El señor Fitzwilliam, enfermero, guardaespaldas y compañero constante de Palmer, permanecía en un rincón, siempre vigilante, como acostumbraban a hacerlo casi todos los ex marines. El cirujano entró sin quitarse su mascarilla
y se puso un nuevo par de guantes. El médico era exigente, ambicioso, e incluso, para los estándares de la mayoría de los cirujanos, increíblemente rico.

Retiró la sábana. La sutura reciente era la reapertura de la cicatriz de un antiguo trasplante. Si exteriormente el pecho de Palmer era un cuadro abigarrado de cicatrices desfiguradas, su caja torácica era una cesta endurecida de órganos defectuosos.

—Me temo que su organismo ya no tolera más los tejidos y órganos trasplantados, señor Palmer —dijo el cirujano—. Éste es el fin.

Palmer sonrió. Su cuerpo era un hervidero de órganos de otras personas, y en ese sentido no era muy diferente al del Amo, la personificación de un enjambre de almas que no habían muerto.

—Gracias, doctor. Comprendo. —La voz de Palmer se escuchaba ronca a través del tubo respiratorio—. De hecho, sugiero que me practique esta operación. Sé que a usted le preocupa que la AMA descubra nuestras técnicas de extracción
de órganos, y por lo tanto, lo eximo de cualquier responsabilidad. Le garantizo que, además, ésta será la última tarifa que cobrará por este procedimiento. No volveré a necesitar intervenciones médicas... nunca más.
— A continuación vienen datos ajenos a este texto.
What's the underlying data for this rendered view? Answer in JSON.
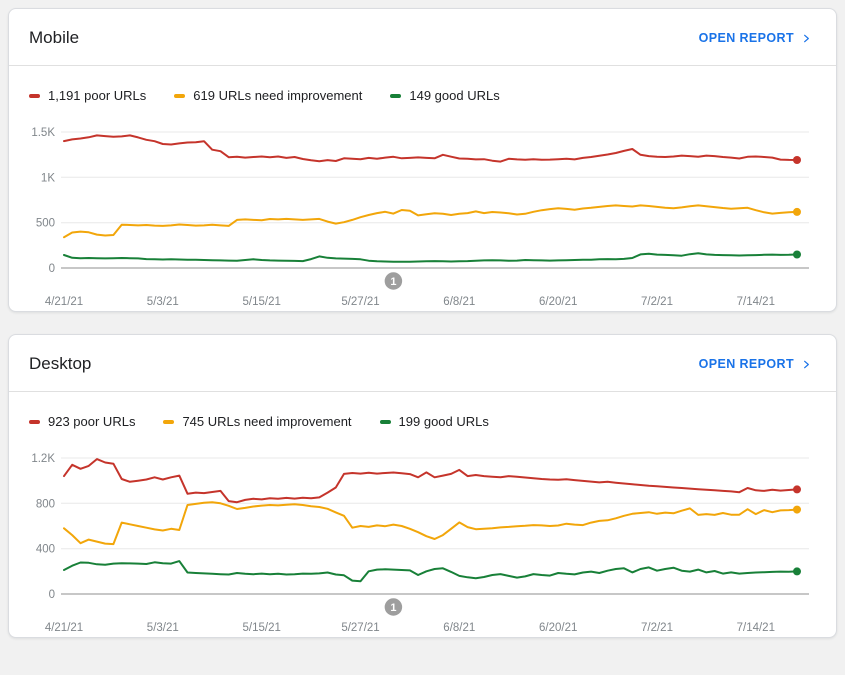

El cirujano lo seguía mirando con perplejidad. Eldritch Palmer, un hombre enfermo desde la infancia, poseía una extraordinaria voluntad de vivir: un feroz instinto de supervivencia como nunca antes había visto el cirujano. ¿Acaso estaba el anciano sucumbiendo finalmente al destino de todos los mortales?

No tenía importancia. El cirujano se sintió aliviado y agradecido. Llevaba planeando su retiro desde hacía algún tiempo, y todo estaba arreglado. Era una bendición verse libre de todas sus obligaciones en tiempos tan tumultuosos como ésos. Sólo esperaba que su vuelo a Honduras aún siguiera en pie. Y que el incendio de ese edificio no despertara demasiadas sospechas ni investigaciones a raíz de los muchos disturbios civiles.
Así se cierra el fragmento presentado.